Needless to say, Christmas Day was never the same for him or his other children. I didn’t understand that feeling until I lost Mike on July 4th, and now I do better understand the pain he must have felt. Even though, every Christmas, he went right on celebrating with his kids and grandkids every year.

He didn’t talk about his terrible loss of her very much, but I always knew it made him sad when he did. I am quite sure he was probably still trying to figure out “the whys” of God allowing it to happen to his family, even as he started another new family with my mother and me.

As an adult, I can understand a little better now, how complicated his emotions must have been through the years as he always wrestled with grief and loss.

My daddy also struggled with a tobacco addiction. He had made a public acceptance of Christ before they were married and had tried to quit chewing. But, he gradually publicly picked it back up.

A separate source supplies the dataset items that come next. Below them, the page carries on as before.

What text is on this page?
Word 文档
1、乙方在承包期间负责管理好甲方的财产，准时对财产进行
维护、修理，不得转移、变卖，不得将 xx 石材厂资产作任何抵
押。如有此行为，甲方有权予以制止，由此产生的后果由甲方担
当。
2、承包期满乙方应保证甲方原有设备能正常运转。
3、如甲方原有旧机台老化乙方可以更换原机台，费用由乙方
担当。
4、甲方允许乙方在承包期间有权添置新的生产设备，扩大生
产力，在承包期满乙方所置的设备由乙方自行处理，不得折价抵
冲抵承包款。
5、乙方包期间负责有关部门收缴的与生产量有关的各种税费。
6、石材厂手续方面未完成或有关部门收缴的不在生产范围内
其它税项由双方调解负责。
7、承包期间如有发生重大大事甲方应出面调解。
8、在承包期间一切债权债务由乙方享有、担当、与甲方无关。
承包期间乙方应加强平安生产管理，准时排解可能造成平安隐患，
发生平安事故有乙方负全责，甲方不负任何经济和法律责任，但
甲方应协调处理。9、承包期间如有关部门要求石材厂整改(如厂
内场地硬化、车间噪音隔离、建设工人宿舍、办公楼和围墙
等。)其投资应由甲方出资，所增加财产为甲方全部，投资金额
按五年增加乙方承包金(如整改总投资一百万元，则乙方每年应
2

During those years, most evangelical churches would not approve of anyone as a Christian who still had ANY kind of a tobacco habit.

Remember the old saying: “I don’t drink, or smoke, or chew, and I don’t go with girls that do!” Well, my mother certainly didn’t do any of those, but my daddy had loved his Red Tobacco, and the habit loved him again. My mother hated the smell and nastiness of it all, as did the rest of our family. But, the habit held him fast. He tried to deal with it the best way he could, I think. He never kept a spitting can inside the house, but would go outside when he needed to spit! For that, I am grateful, and I’m sure my mother was, too.

So, while there was some turbulence in their marriage, including the tobacco habit, there was enduring and committed love, too. And I always knew I was loved unconditionally by both of them.

When he was about 70, he became very ill and was diagnosed with pancreatic cancer. The Mayo Clinic sent him home with just months to live. But, my mother, sister, and their pastor had a healing service at their home. That day, my Daddy accepted Jesus as his Savior! Everyone there believed he was healed that day! He quit chewing tobacco, gradually started eating again, and gained a lot of the weight back that he had lost. He lived 10 more years until he was 80, and appeared to not die from pancreatic cancer.

So, I am grateful for my good, good father. Most of my friends would think he was my grandpa when they first met him. So I would always feel the need to explain his age.

I guess I’m still explaining things that matter to me. Everyone knows that I married a man who was such a wonderful father to our children. And everyone knows that I’m so proud of our son and our two son-in-laws, who are all super dads to their children! I’m so thankful for them!

But, I am my daddy’s child, and the older I get, the more like him I see myself becoming. He had a great impact on my life in ways that I didn’t really see until I became a mature adult. I guess some of the ways weren’t even obvious until I became a senior citizen!

I am grateful for his gift of life to me, especially at his age. I am thankful for his love, his musical genes, his fortitude, his soft heart, and his dry humor, that he passed along to me.

I still wish I could hug him in his Big Smith denim blue overalls, work shirt, brown work boots, and his farm cap, all slightly smelling of the outdoors, unless he had just cleaned up to go somewhere!

Thank you, Daddy, for just being you. Thank you for loving Jesus in your own way, and finally working out the things of submission with Him. I’m so glad I believe you are waiting for me in heaven, along with all the rest of the ones I’ve loved who have been gathering there quite quickly.

I think you’ll probably flip the porch light on for me when it’s time for me to come inside.